Introduction
Jan Merta (b. 1952 in Sumperk, Czech Republic) ranks among the most important painters of his generation in his home country. His work is informed by the demise of the communist regime. Before the fall of Communism his practice was affected by conceptual strategies which has since changed into a more pictorial and colorful approach to painting. Jan Merta’s pictures attest to his great versatility and universalism. Any visual experience of Merta can become the starting point for a painting: photos, films, memories, everyday occurences and glimpses of nature. Through numerous reflections and pictorial decisions these impressions together form a socially relevant painting. Merta’s pictures are not easily accessible, yet at the same time they are simply beautiful paintings in a technical sense and have a great mystique in terms of their content. On the viewers’ parts they certainly require an intellectual approach in order to reveal their meaning very slowly, layer by layer.

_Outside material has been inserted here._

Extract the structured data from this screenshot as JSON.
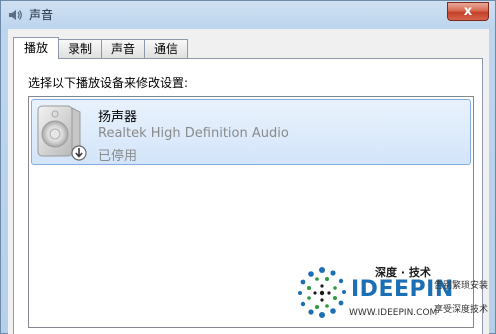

The painting Spring Has Come serves as the title of this exhibition, and relates to a childhood memory. It shows a child looking out through a window into a white, open space with a vague horizon looming in the distance. For Merta this motive is linked to a physical / mystical sense of well-being and the foreboding of enormous possibilities. By stylization and reduction, Merta converts the round art-déco-glass elements into a 'Mondrian’, the engraved Primavera figure morphs during the painting process into a child in a vehicle, holding a book in its hands. The painting shows the metamorphosis of an intense childhood experience into an image filled with allusions to hopes, visions and optimism.
The work Burnt-Out Abstraction stems from a visual adventure on the way to the studio. Merta saw a burnt-out apartment with its windows being merely black gaping holes, with dark traces scattered on the building walls. In playful mode, Merta’s painting sets the percipience of a burnt apartment in connection to abstract painting. Like many other paintings by Merta one can find ironic undertones as a means of expression of ambivalent feelings and thoughts.
In Spring work II Merta plays with a powerful symbol and stereotype for work, earth and agriculture. It accentuates the heroic, monumental aspect and thus delivers a tongue-in-cheek comment to the archetypal, patriarchic and romantic connotations of this motive. The spade was a popular symbol in both the art of Communism as well as Faschism. But Merta’s brushstroke gives the theme a tender, fragile chromaticity that seems closer to a vegetable garden than a deployment, even if it keeps a slightly eerie aura.
Jan Merta studied at the Academy of Fine Arts in Prague where he still lives today. He had numerous large exhibitions in the Czech Republic. Johnen Galerie is pleased to present its third solo show of Jan Merta’s work.